Опустив голову, Миша слушал Серова. В его передаче все звучало ужасно. Как же так получилось? И ведь Серову могут поверить. А тут еще эти заметки… Какое пятно ляжет на отряд!
— Договорились? — спросил в заключение Серов, заглядывая Мише в лицо.
И в его голосе Миша услышал желание получить утвердительный ответ.
— Я подумаю.
— Очень хорошо, — удовлетворенно сказал Серов, кладя обе ладони на стол. — Губерния наша большая, везде есть место. Надо побольше путешествовать, изучать родной край. Сегодня вернешься в лагерь, а завтра рано утром и подымайтесь…

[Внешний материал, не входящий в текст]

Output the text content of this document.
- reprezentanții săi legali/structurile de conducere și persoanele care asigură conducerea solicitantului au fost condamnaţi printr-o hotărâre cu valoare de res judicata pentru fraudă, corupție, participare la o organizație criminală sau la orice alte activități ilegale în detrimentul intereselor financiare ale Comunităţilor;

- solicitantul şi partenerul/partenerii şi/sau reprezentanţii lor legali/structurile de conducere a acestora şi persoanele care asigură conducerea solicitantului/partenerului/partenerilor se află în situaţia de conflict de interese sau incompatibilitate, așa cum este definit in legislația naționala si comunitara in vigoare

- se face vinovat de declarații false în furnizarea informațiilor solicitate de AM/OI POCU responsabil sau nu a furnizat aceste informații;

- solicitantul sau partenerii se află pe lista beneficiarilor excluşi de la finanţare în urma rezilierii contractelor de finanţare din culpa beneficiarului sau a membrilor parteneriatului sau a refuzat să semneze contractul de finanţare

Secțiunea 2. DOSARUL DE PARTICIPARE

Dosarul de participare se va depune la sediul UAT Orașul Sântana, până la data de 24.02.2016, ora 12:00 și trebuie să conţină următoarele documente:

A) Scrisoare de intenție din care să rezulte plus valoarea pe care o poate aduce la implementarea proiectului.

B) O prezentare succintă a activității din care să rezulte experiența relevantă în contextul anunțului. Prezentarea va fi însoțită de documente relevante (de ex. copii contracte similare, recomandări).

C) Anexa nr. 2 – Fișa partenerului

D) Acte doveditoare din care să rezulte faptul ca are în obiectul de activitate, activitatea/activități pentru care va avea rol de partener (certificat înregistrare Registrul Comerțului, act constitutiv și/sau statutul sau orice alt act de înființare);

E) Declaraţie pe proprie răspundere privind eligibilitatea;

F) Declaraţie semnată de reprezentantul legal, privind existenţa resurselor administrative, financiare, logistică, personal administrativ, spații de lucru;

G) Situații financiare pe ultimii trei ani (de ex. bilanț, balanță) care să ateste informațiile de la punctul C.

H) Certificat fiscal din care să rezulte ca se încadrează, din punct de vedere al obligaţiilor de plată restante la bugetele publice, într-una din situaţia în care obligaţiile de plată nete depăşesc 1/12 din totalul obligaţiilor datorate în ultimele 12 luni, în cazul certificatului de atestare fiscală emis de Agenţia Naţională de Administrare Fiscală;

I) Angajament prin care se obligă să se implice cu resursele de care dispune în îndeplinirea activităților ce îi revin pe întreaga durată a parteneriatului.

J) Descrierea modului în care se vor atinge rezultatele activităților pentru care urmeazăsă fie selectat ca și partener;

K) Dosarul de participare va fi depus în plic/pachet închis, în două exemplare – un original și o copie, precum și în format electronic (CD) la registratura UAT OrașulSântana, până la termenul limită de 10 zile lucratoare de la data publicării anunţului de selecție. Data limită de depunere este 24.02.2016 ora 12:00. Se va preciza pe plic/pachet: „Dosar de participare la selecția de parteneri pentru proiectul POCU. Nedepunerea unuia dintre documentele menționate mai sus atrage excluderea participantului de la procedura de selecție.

Миша вышел от Серова. Противоречивые чувства обуревали его. Как быть, как поступить?
Серов плохой человек, ясно! Никаких дружеских чувств к Мише он не испытывает, а заинтересован в том, чтобы отряд ушел из Карагаева. Но ведь его скорее послушают, чем Мишу. Даже Борис Сергеевич, директор детдома, не может с ним справиться, не может отобрать усадьбу. И Серову ничего не стоит доказать в губкоме комсомола, что ребята во всем неправы. Он сумеет очень ловко использовать их ошибки, действительные и мнимые. И это может кончиться большими неприятностями для отряда.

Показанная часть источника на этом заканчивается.